9 years ago

imagine a web that is more than a marketing tool

Remember the idea that the user agent decides how to render a page? Accessibility is important, but it's not all: we already settled with and got used to making and consuming websites aimed at manipulating the user, either in a friendly, fun way, or in more sinister ways.

If the textures and fonts, the shape and colors of buttons (or "calls to action", as people who enjoy making me puke in my mouth a little call it) are really that essential to "the experience", what does that say about what people are actually writing?

I am not a writer, not even a bad one; but take the collection of quotes I keep accumulating: you may find them wise or tacky, but at any rate, it doesn't fucking matter what the colors or fonts are, as long as it's somewhat readable. Yet we are now in an age where a person can conceivably utter a phrase like "compelling use of fonts" and not even blush.
Tagsweb development
 10 years ago
Why do websites seem to be evolving not like sneakers or buildings or toothbrushes (= usable, recognizable, but wildly varying in design), but more like an AK-47? Because "cheap and fast to produce, high rate of conversions" is all there is to making a website? Then why not skip to injecting ad-bots that assemble themselves out of waste directly in the brain?

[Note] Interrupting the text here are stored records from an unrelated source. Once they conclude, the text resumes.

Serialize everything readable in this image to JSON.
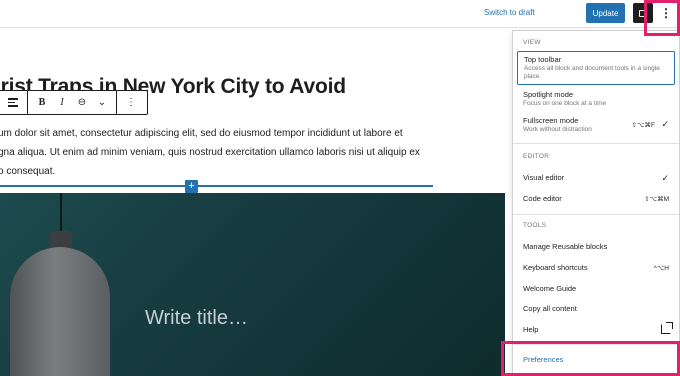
{
  "header": {
    "switch_to_draft": "Switch to draft",
    "update": "Update"
  },
  "editor": {
    "post_title": "urist Traps in New York City to Avoid",
    "paragraph_lines": [
      "um dolor sit amet, consectetur adipiscing elit, sed do eiusmod tempor incididunt ut labore et",
      "gna aliqua. Ut enim ad minim veniam, quis nostrud exercitation ullamco laboris nisi ut aliquip ex",
      "o consequat."
    ],
    "inserter": "+",
    "cover_placeholder": "Write title…"
  },
  "block_toolbar": {
    "bold": "B",
    "italic": "I",
    "link": "⊖",
    "more": "⌄",
    "options": "⋮"
  },
  "options_menu": {
    "view": {
      "heading": "VIEW",
      "top_toolbar": {
        "label": "Top toolbar",
        "desc": "Access all block and document tools in a single place"
      },
      "spotlight": {
        "label": "Spotlight mode",
        "desc": "Focus on one block at a time"
      },
      "fullscreen": {
        "label": "Fullscreen mode",
        "desc": "Work without distraction",
        "shortcut": "⇧⌥⌘F",
        "check": "✓"
      }
    },
    "editor": {
      "heading": "EDITOR",
      "visual": {
        "label": "Visual editor",
        "check": "✓"
      },
      "code": {
        "label": "Code editor",
        "shortcut": "⇧⌥⌘M"
      }
    },
    "tools": {
      "heading": "TOOLS",
      "reusable": "Manage Reusable blocks",
      "shortcuts": {
        "label": "Keyboard shortcuts",
        "shortcut": "^⌥H"
      },
      "welcome": "Welcome Guide",
      "copy": "Copy all content",
      "help": "Help"
    },
    "preferences": "Preferences"
  },
  "colors": {
    "accent": "#2271b1",
    "highlight": "#e41f6b",
    "cover_bg": "#163c40"
  },
  "icons": {
    "settings": "settings-panel-icon",
    "options": "vertical-ellipsis-icon",
    "align": "align-left-icon",
    "external": "external-link-icon"
  }
}
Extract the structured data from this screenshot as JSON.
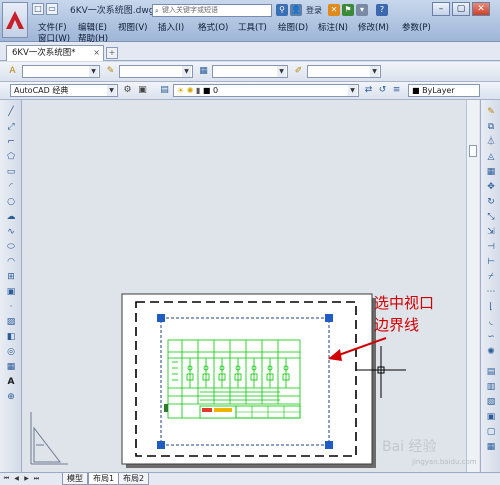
{
  "titlebar": {
    "doc_title": "6KV一次系统图.dwg",
    "search_placeholder": "键入关键字或短语",
    "login_label": "登录"
  },
  "menu": {
    "items": [
      "文件(F)",
      "编辑(E)",
      "视图(V)",
      "插入(I)",
      "格式(O)",
      "工具(T)",
      "绘图(D)",
      "标注(N)",
      "修改(M)",
      "参数(P)",
      "窗口(W)",
      "帮助(H)"
    ]
  },
  "tabs": {
    "document_tab": "6KV一次系统图*"
  },
  "toolbar": {
    "workspace": "AutoCAD 经典",
    "layer_value": "0",
    "color_value": "ByLayer"
  },
  "layout_tabs": [
    "模型",
    "布局1",
    "布局2"
  ],
  "annotation": {
    "line1": "选中视口",
    "line2": "边界线"
  },
  "watermark": {
    "text": "Bai 经验",
    "url": "jingyan.baidu.com"
  },
  "colors": {
    "annotation": "#d10000",
    "grip": "#1f5cc4",
    "drawing_green": "#00d000",
    "app_logo_red": "#c8202b"
  }
}
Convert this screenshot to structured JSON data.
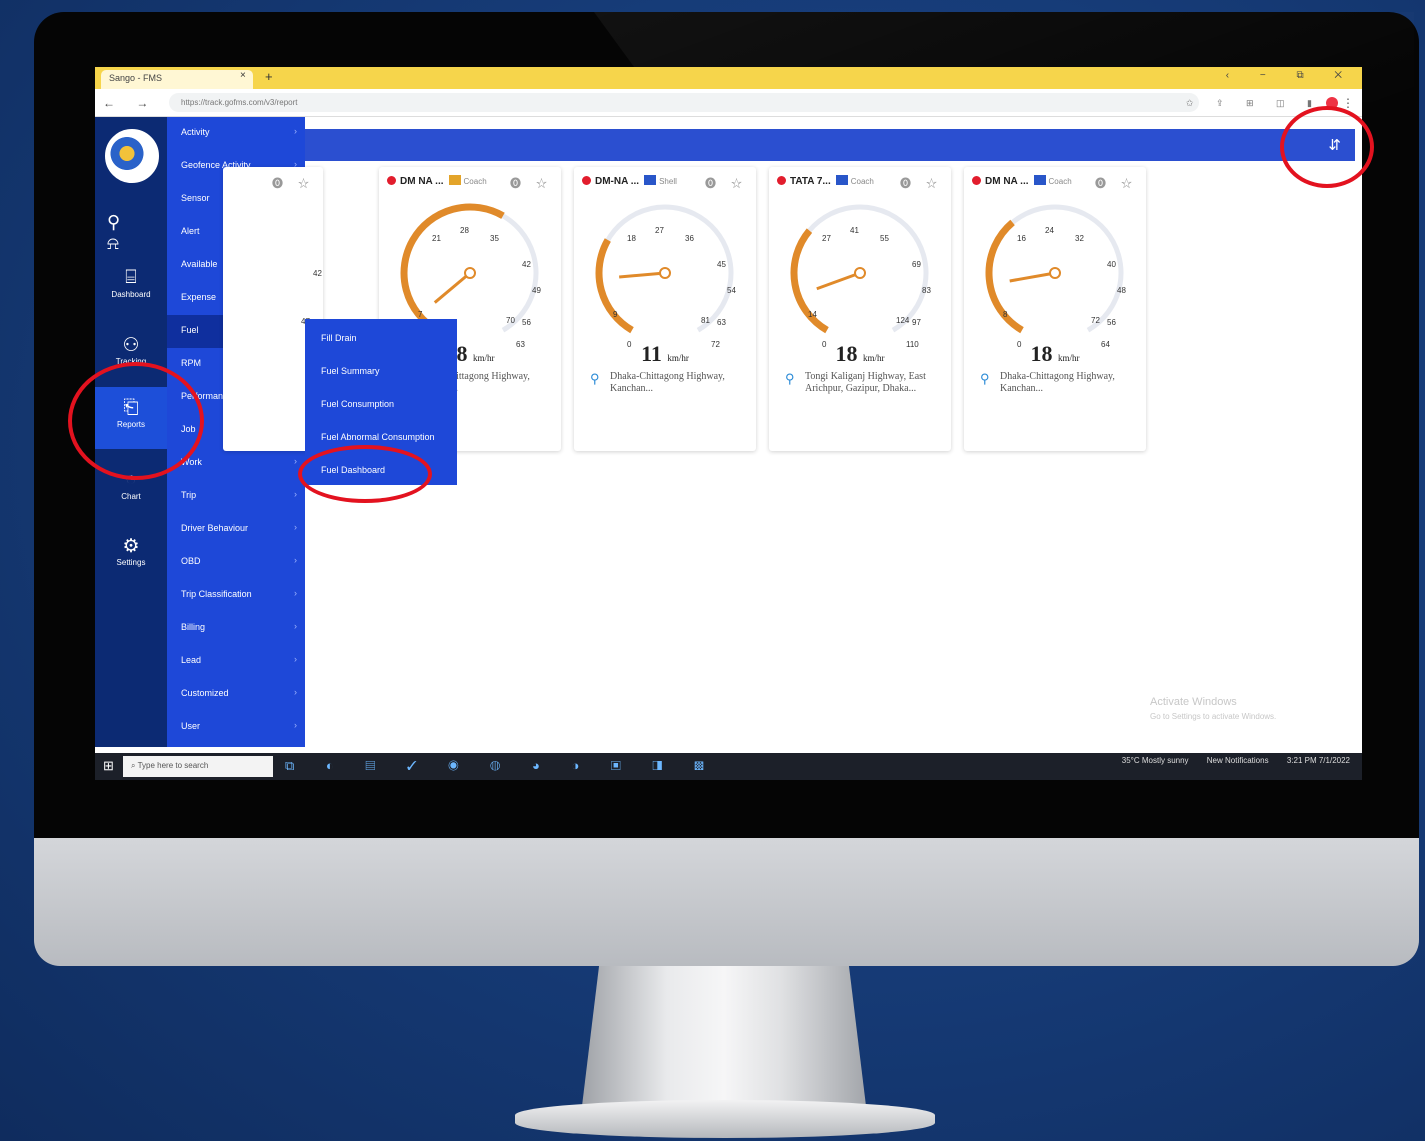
{
  "browser": {
    "tab_title": "Sango - FMS",
    "close": "×",
    "new_tab": "+",
    "window_controls": "‹ − ⧉ ✕",
    "nav_buttons": "← → ↻",
    "url": "https://track.gofms.com/v3/report",
    "extensions": "✩ ⇪ ⊞ ◫ ▮",
    "menu": "⋮"
  },
  "app": {
    "top_icons": "⚲ ⍾",
    "rail": [
      {
        "icon": "⌸",
        "label": "Dashboard"
      },
      {
        "icon": "⚇",
        "label": "Tracking"
      },
      {
        "icon": "⎗",
        "label": "Reports"
      },
      {
        "icon": "◔",
        "label": "Chart"
      },
      {
        "icon": "⚙",
        "label": "Settings"
      }
    ],
    "menu_items": [
      "Activity",
      "Geofence Activity",
      "Sensor",
      "Alert",
      "Available",
      "Expense",
      "Fuel",
      "RPM",
      "Performance",
      "Job",
      "Work",
      "Trip",
      "Driver Behaviour",
      "OBD",
      "Trip Classification",
      "Billing",
      "Lead",
      "Customized",
      "User"
    ],
    "menu_arrow": "›",
    "submenu_items": [
      "Fill Drain",
      "Fuel Summary",
      "Fuel Consumption",
      "Fuel Abnormal Consumption",
      "Fuel Dashboard"
    ],
    "topbar_icon": "⇵"
  },
  "cards": [
    {
      "name": "DM NA ...",
      "badge": "Coach",
      "speed": "28",
      "unit": "km/hr",
      "location": "Dhaka-Chittagong Highway, Kanchan...",
      "ticks": [
        "21",
        "28",
        "35",
        "42",
        "49",
        "56",
        "7",
        "14",
        "63",
        "70"
      ]
    },
    {
      "name": "DM-NA ...",
      "badge": "Shell",
      "speed": "11",
      "unit": "km/hr",
      "location": "Dhaka-Chittagong Highway, Kanchan...",
      "ticks": [
        "18",
        "27",
        "36",
        "45",
        "54",
        "63",
        "9",
        "0",
        "72",
        "81"
      ]
    },
    {
      "name": "TATA 7...",
      "badge": "Coach",
      "speed": "18",
      "unit": "km/hr",
      "location": "Tongi Kaliganj Highway, East Arichpur, Gazipur, Dhaka...",
      "ticks": [
        "27",
        "41",
        "55",
        "69",
        "83",
        "97",
        "14",
        "0",
        "110",
        "124"
      ]
    },
    {
      "name": "DM NA ...",
      "badge": "Coach",
      "speed": "18",
      "unit": "km/hr",
      "location": "Dhaka-Chittagong Highway, Kanchan...",
      "ticks": [
        "16",
        "24",
        "32",
        "40",
        "48",
        "56",
        "8",
        "0",
        "64",
        "72"
      ]
    }
  ],
  "card_controls": "⓿ ☆",
  "partial_card": {
    "ticks": [
      "42",
      "47"
    ],
    "controls": "⓿ ☆"
  },
  "watermark": {
    "title": "Activate Windows",
    "subtitle": "Go to Settings to activate Windows."
  },
  "taskbar": {
    "start": "⊞",
    "search": "Type here to search",
    "apps": "⧉ ◐ ▤ ✓ ◉ ◍ ◕ ◑ ▣ ◨ ▩",
    "weather": "35°C Mostly sunny",
    "news": "New Notifications",
    "clock": "3:21 PM",
    "date": "7/1/2022"
  },
  "colors": {
    "accent": "#1e48d8",
    "rail": "#0c2a73",
    "gauge_fill": "#e08a2a",
    "status_red": "#e21d2d",
    "highlight": "#e3121f"
  }
}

How did the web invented by universities to exchange information and used by people to communicate turn this hellhole of pamphlets and parrots, and so fast? How the fuck is Twitter an actual thing, and not a joke in an advanced society about how primitive lifeforms might use computing machines? Not that I mean to pick on Twitter, I was just grabbing a random thing out of this bag of bullshit.
 10 years ago
The desire to keep everything around forever, untouched, seems to be an inability to organize and distill; or at least an unwillingness try and find out it's possible. The web as an endless roll of toilet paper rather than a library is a really sad development.